The only major difference is getting rid of Lightning and even then that's irrelevant for anyone who doesn't use that or even charges wirelessly most of the time. All other changes like the action button and Ti housing are smaller changes/refinements.
 
2000 nits is false advertising by Apple unfortunately. You can only hit that value with a 3% window meaning 97% of the display is not illuminated.

With a 100% window 1050 nits is much brighter than the best OLED TV’s on the market. OLED displays are hugely inefficient with white backgrounds and draw a tremendous amount of wattage. We’re talking 1.5 watts of an LCD iPhone to over 4 watts for OLED. This is why dark mode saves so much battery life as the power consumption drops considerably.
 
2000 nits is false advertising by Apple unfortunately. You can only hit that value with a 3% window meaning 97% of the display is not illuminated.

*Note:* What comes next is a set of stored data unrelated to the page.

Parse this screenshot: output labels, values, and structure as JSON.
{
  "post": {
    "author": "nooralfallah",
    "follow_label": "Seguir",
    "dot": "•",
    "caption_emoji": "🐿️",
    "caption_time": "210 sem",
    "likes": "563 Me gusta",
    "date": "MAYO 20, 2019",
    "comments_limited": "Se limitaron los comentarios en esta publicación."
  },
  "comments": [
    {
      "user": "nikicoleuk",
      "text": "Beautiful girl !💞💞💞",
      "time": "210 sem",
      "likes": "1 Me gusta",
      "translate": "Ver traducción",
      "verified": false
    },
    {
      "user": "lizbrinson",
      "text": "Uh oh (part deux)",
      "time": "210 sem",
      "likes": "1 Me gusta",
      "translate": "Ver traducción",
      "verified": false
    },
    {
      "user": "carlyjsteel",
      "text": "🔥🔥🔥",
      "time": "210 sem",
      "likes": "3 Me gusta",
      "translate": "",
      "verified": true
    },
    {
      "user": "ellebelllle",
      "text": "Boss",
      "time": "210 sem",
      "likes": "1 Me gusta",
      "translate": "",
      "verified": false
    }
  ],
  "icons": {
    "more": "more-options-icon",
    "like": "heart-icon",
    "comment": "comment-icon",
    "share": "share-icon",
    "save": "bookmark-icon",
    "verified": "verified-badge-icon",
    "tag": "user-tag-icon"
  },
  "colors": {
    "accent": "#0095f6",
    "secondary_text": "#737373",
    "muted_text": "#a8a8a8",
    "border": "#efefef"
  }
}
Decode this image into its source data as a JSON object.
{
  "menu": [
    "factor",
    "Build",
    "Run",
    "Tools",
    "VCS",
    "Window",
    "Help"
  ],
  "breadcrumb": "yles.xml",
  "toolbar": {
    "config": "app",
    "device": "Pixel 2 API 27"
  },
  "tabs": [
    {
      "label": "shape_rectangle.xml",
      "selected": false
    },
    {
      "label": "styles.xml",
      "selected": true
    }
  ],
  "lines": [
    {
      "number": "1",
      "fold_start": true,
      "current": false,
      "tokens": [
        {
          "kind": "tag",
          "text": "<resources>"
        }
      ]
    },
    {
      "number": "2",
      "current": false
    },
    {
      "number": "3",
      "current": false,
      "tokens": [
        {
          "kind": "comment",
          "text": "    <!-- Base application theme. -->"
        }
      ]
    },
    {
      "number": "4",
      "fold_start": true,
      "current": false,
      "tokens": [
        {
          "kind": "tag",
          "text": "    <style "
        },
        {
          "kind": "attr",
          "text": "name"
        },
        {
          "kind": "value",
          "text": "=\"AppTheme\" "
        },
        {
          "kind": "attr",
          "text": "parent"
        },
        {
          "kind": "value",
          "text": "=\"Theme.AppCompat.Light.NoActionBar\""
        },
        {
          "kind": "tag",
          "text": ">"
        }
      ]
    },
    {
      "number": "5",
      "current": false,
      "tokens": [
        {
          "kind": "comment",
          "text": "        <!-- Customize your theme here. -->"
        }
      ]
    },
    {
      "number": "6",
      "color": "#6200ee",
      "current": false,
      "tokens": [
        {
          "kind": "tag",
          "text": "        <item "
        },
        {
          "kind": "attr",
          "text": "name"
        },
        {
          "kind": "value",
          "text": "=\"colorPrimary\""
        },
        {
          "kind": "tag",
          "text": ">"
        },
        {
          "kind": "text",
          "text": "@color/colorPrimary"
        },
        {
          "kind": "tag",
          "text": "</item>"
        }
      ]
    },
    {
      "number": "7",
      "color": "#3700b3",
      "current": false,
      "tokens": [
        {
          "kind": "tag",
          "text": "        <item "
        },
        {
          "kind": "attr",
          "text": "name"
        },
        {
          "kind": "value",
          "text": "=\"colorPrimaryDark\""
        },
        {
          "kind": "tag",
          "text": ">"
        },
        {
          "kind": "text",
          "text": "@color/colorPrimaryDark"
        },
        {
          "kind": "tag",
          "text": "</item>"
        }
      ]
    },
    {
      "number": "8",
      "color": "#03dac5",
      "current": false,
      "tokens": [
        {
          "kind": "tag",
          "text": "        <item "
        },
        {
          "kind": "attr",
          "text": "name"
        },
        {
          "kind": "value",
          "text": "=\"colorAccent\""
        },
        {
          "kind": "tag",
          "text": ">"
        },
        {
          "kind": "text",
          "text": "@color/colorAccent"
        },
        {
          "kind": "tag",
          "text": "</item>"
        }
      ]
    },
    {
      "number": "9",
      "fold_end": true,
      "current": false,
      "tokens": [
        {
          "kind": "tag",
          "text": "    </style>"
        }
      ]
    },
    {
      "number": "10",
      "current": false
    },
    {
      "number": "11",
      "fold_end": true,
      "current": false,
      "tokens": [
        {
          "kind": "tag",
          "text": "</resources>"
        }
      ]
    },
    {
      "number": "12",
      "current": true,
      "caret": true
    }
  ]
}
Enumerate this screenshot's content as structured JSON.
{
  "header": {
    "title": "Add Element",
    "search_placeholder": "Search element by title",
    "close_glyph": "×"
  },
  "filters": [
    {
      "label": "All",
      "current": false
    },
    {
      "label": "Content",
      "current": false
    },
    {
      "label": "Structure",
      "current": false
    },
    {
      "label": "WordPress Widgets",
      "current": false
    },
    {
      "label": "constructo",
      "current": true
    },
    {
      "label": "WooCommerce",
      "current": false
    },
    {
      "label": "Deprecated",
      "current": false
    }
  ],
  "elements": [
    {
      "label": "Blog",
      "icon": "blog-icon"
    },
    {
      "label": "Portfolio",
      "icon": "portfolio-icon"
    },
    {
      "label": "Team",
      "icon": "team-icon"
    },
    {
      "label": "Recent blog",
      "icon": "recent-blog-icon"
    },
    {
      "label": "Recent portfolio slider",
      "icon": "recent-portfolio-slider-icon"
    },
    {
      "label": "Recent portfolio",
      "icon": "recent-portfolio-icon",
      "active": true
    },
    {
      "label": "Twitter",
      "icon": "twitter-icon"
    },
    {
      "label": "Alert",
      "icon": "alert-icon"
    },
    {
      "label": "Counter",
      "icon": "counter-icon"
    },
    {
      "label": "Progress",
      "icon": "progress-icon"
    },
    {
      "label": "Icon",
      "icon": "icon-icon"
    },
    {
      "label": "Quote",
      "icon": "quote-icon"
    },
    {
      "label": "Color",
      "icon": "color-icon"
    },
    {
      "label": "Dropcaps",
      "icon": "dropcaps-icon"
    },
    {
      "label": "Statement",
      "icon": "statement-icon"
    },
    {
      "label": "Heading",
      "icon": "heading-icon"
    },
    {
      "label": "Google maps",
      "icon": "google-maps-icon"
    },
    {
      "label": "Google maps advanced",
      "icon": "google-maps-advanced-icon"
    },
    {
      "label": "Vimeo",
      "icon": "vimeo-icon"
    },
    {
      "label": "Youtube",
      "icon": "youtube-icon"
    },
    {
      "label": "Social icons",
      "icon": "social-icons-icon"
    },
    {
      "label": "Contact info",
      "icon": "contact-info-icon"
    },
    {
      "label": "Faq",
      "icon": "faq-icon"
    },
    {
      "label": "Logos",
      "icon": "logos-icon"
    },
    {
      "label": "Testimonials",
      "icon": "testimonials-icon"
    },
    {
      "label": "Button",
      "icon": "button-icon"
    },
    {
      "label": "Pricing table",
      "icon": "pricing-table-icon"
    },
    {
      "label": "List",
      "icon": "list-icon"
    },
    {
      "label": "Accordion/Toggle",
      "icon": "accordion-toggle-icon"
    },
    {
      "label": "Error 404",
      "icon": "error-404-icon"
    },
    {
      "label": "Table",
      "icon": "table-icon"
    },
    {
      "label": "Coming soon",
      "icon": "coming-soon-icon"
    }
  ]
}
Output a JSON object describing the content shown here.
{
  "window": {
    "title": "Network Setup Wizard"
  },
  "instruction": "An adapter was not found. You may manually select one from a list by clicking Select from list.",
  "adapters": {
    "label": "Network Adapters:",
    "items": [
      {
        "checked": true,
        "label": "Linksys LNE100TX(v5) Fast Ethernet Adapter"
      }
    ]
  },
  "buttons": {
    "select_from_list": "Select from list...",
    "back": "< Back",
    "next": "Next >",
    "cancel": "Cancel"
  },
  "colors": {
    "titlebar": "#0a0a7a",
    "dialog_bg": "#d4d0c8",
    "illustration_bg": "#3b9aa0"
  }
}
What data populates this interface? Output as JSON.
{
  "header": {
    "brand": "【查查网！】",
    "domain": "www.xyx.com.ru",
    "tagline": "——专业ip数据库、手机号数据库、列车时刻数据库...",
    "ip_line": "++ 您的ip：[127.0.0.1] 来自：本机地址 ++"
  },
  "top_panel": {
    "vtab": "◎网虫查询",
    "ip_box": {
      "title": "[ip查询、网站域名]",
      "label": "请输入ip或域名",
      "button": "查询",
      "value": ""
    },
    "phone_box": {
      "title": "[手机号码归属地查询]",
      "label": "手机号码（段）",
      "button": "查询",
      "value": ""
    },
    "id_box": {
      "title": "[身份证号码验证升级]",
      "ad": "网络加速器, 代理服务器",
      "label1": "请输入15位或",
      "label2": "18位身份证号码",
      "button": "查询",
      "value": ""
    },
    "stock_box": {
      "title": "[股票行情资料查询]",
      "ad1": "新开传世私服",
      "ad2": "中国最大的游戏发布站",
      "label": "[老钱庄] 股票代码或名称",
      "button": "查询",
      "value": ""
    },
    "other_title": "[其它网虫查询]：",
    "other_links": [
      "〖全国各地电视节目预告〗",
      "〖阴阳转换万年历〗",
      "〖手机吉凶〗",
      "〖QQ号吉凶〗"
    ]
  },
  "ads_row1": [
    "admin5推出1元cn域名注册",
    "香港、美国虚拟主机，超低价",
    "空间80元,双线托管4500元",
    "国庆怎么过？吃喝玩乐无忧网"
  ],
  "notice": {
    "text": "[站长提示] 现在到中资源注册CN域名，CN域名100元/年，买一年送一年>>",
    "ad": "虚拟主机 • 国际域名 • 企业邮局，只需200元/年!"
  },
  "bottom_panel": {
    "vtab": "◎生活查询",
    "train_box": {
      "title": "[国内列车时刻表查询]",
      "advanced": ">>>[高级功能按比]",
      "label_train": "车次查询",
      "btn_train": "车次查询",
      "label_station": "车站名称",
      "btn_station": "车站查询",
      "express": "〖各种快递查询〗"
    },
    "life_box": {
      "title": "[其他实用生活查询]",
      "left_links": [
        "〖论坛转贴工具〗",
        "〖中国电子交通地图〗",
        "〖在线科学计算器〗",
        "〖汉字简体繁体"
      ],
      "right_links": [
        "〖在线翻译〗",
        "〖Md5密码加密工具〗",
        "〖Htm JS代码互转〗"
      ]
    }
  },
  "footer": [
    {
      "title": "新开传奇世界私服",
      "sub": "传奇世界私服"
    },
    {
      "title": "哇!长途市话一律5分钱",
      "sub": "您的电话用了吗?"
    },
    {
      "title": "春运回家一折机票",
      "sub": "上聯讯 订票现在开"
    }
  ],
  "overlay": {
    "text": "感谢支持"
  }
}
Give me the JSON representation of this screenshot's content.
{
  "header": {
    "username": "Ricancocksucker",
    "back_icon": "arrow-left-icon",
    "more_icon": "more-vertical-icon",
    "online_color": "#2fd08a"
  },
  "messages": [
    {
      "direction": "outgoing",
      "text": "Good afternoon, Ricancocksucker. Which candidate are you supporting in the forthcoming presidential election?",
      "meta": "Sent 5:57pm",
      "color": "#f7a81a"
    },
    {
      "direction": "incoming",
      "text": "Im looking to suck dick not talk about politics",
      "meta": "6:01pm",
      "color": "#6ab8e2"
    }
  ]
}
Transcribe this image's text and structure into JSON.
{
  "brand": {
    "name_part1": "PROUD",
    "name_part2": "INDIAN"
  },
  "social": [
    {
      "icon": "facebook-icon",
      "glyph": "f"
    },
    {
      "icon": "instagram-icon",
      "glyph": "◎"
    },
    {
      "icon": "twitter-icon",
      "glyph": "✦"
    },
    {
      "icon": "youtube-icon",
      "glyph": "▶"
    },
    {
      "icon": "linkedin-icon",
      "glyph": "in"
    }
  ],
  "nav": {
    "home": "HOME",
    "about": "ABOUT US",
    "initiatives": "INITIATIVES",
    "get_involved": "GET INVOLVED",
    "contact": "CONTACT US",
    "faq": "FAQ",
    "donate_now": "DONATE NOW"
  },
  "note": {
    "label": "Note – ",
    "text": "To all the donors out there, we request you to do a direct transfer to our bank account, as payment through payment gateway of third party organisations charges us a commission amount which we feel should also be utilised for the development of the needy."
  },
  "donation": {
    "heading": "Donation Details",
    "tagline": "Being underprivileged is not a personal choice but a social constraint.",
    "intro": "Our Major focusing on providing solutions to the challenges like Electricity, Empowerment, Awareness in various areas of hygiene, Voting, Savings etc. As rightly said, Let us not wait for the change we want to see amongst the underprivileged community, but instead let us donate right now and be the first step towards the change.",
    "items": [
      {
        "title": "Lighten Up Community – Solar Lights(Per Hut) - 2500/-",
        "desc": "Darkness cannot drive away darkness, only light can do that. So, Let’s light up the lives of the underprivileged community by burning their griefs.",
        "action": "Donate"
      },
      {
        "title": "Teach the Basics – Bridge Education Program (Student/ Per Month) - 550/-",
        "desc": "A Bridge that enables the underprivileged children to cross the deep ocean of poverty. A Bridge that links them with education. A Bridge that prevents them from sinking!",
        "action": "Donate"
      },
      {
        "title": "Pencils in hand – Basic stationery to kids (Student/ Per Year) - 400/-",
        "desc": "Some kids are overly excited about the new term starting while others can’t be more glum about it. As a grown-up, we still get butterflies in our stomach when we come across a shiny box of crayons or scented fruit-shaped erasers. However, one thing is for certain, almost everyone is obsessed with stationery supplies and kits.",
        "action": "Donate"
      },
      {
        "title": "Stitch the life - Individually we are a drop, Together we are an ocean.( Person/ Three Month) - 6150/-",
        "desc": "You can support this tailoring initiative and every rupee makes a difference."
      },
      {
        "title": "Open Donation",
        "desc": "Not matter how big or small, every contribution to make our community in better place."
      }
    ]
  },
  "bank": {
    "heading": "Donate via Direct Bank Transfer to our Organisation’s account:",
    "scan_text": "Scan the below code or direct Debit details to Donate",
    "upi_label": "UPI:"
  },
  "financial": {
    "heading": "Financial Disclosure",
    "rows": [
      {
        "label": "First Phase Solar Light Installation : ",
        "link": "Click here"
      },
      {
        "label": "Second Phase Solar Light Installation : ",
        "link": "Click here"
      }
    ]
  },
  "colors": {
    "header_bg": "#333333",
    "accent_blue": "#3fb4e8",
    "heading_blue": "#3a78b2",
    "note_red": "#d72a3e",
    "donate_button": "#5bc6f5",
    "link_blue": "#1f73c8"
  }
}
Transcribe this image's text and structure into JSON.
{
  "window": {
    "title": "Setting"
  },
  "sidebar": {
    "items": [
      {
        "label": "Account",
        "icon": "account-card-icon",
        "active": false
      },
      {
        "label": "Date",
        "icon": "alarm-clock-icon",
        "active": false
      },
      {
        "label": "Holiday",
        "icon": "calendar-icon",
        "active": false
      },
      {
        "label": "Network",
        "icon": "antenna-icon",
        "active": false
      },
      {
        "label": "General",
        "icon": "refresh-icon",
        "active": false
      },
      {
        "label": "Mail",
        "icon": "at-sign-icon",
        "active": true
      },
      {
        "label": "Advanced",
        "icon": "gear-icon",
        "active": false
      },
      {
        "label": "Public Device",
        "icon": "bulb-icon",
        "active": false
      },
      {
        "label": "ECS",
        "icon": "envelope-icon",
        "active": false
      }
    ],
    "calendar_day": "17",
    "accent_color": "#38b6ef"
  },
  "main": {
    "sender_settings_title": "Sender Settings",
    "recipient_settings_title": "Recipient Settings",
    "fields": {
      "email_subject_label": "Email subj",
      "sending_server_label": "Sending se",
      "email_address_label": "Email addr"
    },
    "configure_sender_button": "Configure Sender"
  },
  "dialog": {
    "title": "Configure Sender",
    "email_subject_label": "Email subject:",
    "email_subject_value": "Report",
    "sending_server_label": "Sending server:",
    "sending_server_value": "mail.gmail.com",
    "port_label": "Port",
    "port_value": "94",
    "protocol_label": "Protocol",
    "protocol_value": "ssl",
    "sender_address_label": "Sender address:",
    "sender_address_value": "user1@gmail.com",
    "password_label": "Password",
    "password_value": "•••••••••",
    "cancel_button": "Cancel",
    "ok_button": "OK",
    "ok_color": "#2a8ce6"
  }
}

It specifically mentions outdoors, so I'd assume it's time-limited such as when you look at the phone to see if you got a notification or you want to check the time, then it can do 2000 nits for a couple seconds and that's it. It doesn't seem to be for HDR either since that is limited to 1600 nits. I can't see any outdoor use situation where only 3% of the display are in use. Sure the AOD might fit the bill, but then I highly doubt the AOD shines at 2000 nits or even half that. But maybe Apple really did avertise it wrong.
 
It specifically mentions outdoors, so I'd assume it's time-limited such as when you look at the phone to see if you got a notification or you want to check the time, then it can do 2000 nits for a couple seconds and that's it. It doesn't seem to be for HDR either since that is limited to 1600 nits. I can't see any outdoor use situation where only 3% of the display are in use. Sure the AOD might fit the bill, but then I highly doubt the AOD shines at 2000 nits or even half that. But maybe Apple really did avertise it wrong.
Yep 2000 nits is a 3% window with auto brightness enabled and the sunlight on the ambient light sensor.